Menurutnya, kondisi tersebut menjadi peluang bagi pemerintah dan sektor swasta untuk memanfaatkan media online sebagai sarana komunikasi publik sekaligus promosi.
Karena itu, SMSI Tangsel mendorong pemerintah daerah tidak hanya melihat media lokal dari sisi batas geografis, tetapi juga berdasarkan potensi jangkauan dan karakteristik audiensnya.

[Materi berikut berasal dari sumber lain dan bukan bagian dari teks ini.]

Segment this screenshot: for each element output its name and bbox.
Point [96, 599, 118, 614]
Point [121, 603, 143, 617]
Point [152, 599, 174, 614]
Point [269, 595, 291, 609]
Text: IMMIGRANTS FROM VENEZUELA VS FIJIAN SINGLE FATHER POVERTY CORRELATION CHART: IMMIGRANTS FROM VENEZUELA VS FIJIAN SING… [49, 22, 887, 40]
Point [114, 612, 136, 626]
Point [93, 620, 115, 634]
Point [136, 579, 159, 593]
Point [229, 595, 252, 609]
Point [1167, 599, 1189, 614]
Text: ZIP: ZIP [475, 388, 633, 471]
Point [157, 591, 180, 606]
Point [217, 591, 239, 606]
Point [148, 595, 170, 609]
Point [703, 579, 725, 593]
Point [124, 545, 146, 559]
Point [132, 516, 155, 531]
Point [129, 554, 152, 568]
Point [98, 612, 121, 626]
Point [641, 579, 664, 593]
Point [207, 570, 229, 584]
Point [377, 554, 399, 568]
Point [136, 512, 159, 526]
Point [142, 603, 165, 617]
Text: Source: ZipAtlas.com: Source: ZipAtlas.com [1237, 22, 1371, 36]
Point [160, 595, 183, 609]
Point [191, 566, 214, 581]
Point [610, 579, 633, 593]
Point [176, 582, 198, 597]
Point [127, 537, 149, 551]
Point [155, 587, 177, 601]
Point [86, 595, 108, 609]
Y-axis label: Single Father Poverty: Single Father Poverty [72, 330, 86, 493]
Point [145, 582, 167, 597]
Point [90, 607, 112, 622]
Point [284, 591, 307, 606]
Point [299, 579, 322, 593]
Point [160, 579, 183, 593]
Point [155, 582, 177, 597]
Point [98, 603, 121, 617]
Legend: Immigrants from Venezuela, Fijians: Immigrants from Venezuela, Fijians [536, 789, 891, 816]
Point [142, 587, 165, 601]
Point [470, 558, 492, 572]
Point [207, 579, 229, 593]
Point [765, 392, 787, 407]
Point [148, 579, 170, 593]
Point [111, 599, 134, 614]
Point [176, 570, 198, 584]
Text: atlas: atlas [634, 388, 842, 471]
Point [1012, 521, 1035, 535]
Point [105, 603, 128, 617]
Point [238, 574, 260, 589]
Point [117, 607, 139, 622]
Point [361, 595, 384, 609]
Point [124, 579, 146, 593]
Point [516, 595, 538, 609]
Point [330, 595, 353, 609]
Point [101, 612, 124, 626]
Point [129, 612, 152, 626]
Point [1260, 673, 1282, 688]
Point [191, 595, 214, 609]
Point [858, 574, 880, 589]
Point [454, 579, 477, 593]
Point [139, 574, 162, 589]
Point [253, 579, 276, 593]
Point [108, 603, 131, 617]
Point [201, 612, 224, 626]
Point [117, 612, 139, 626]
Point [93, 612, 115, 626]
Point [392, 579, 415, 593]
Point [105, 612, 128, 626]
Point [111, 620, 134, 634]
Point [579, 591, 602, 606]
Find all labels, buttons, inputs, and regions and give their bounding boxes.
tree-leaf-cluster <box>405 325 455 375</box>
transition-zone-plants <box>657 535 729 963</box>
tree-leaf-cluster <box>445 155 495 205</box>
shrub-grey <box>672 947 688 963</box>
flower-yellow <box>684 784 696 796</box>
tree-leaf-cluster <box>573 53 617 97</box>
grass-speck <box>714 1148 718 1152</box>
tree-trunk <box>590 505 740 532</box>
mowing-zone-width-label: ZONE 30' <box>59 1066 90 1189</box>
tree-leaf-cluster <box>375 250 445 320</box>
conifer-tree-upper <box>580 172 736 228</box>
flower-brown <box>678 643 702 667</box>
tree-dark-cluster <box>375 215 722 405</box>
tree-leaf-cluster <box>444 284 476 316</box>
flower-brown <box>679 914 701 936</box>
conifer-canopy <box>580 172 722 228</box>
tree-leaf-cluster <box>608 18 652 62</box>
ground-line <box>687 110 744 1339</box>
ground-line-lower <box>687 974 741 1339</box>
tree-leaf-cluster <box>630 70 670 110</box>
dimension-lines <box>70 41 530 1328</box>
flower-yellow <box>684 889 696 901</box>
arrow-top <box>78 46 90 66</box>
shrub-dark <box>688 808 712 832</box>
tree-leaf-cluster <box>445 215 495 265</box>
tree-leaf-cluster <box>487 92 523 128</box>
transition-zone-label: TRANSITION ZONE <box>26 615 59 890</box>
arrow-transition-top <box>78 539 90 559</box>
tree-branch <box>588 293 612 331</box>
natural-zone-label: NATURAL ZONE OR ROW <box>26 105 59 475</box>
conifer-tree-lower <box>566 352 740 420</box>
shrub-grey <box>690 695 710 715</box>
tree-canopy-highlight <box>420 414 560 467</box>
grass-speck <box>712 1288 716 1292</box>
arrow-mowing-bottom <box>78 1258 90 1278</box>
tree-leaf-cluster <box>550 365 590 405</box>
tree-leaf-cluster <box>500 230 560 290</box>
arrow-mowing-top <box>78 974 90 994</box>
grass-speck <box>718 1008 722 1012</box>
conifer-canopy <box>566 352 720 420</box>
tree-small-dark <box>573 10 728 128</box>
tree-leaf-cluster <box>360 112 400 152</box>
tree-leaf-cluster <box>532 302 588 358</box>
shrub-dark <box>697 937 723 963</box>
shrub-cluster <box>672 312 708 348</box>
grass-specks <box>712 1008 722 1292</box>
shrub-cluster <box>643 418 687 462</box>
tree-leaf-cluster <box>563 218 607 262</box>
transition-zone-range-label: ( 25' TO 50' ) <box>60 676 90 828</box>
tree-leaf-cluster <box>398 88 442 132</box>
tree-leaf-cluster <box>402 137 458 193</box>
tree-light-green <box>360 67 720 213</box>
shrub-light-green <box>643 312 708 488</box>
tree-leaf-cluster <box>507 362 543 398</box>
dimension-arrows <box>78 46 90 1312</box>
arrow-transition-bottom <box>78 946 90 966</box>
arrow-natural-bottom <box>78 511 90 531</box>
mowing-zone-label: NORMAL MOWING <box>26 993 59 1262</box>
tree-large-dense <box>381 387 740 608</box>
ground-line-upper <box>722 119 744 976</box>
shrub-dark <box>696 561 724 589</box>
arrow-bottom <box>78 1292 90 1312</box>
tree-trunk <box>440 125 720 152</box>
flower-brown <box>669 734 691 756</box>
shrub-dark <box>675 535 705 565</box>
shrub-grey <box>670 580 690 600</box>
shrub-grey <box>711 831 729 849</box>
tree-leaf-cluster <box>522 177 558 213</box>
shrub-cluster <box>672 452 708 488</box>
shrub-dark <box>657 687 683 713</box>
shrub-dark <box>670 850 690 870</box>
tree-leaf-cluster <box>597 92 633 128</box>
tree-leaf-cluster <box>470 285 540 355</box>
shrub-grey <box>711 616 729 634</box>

Mendorong Ekosistem Media yang Berkelanjutan
David mengatakan industri media lokal memiliki peran penting dalam menyampaikan informasi pembangunan kepada masyarakat. Namun, keberlangsungan perusahaan pers juga membutuhkan ekosistem ekonomi yang sehat.
“Potensinya masih sangat besar dan itu membutuhkan dukungan,” ujarnya.
Ia berharap pemerintah daerah dan dunia usaha dapat membangun pola kerja sama yang profesional dengan perusahaan media lokal. Dukungan tersebut dinilai bukan hanya membantu perusahaan pers, tetapi juga berdampak pada kesejahteraan wartawan serta pekerja media.
“Ini juga berarti mendorong pemerintah untuk bersama-sama dengan perusahaan media lokal. Dengan begitu, ekonomi di Tangerang Selatan tetap bisa berputar,” kata David.
Ia mengingatkan, jika kondisi ekonomi terus melambat dan tidak ada dukungan dari pemerintah maupun sektor swasta, perusahaan media lokal akan semakin sulit bertahan.
“Kalau perkembangan perekonomian sedang lambat dan tidak ada dorongan dari pemerintah daerah ataupun pihak swasta, perlahan-lahan perusahaan media lokal bisa mati,” tegasnya.
Melalui Gerakan Beriklan di Media Online Lokal, SMSI Tangsel berharap lahir pola kemitraan yang lebih sehat antara pemerintah, dunia usaha, dan perusahaan pers.
SMSI juga mendorong agar mekanisme pengadaan serta satuan harga publikasi dan advertorial di masing-masing OPD dapat dibuka secara jelas sehingga perusahaan media memiliki kepastian dan pemahaman yang sama dalam menjalin kerja sama.
“Dukungan dan dorongan pemerintah, khususnya pemerintah daerah, bersama pihak swasta, harus menjadi sinergi baru bagi perusahaan-perusahaan pers lokal,” pungkas David.